I'm telling obese people to eat more food in order to lose weight.

And I believe that will work for multiple reasons.

One, the 30-minute gap gives your hormones, ghrelin and insulin, time to react to the food that you have eaten and to begin processing it and to send signals to your brain that you have eaten and that everything is okay.

Two, eating non-processed or lightly processed foods that you prepared yourself is going to be more nutritionally dense on a per calorie basis than any food that is already prepared and prepackaged and ready for you to eat.

Three, giving your body the opportunity to absorb nutrition when it is hungry before flooding it with calories will give your body time to absorb the nutrients that it needs before it has to start spending energy processing the huge amount of calories that you have eaten.

Further, picking a vegetable or a low sugar fruit or berry as your kickstarter for every meal will also help ensure that you get more fiber in your diet, and will help your body eliminate more unprocessed calories that you have consumed.

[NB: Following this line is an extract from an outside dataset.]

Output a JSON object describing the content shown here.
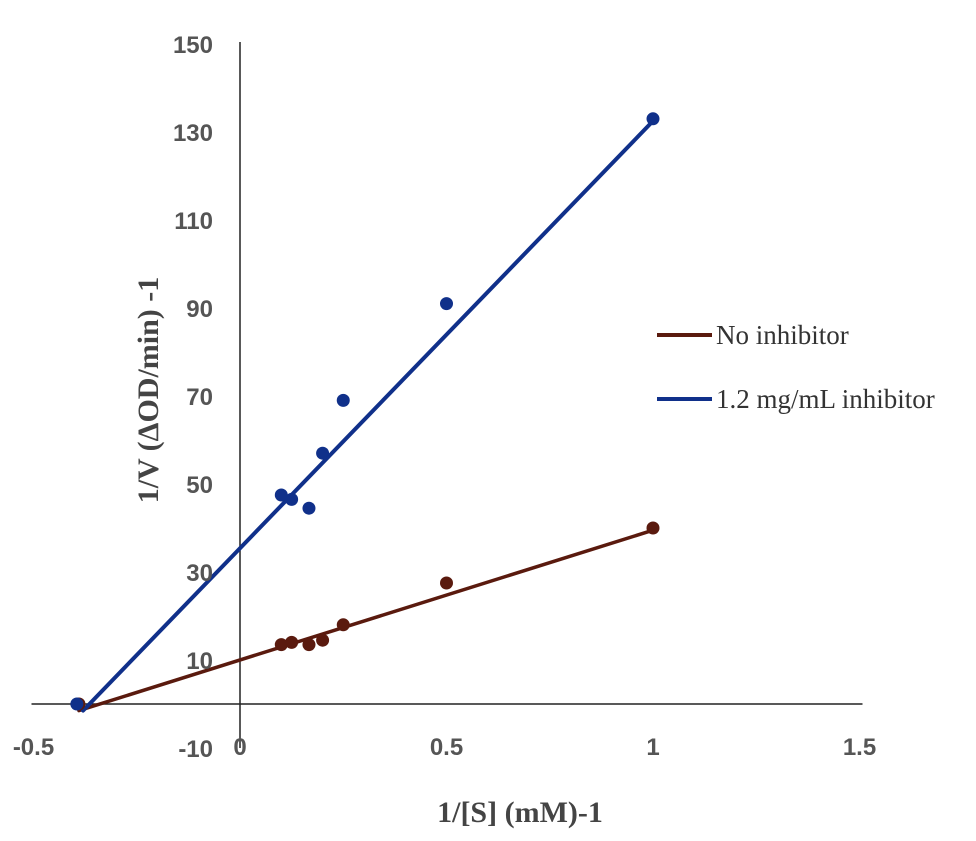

Finally, the last portion of this diet plan is to listen to your body and to stop eating when you feel satisfied.

That is the tricky part for many people who like me have a compulsion to eat all of the food in front of them and will feel bad for leaving two bites of a hamburger behind.

But it is much easier to retrain yourself to allow yourself to leave food on the plate when you are actually satisfied and full then it is for you to engage in a year-long slog of denial and feeling hungry or eating strange diets that trick your body into not feeling hungry under any circumstance.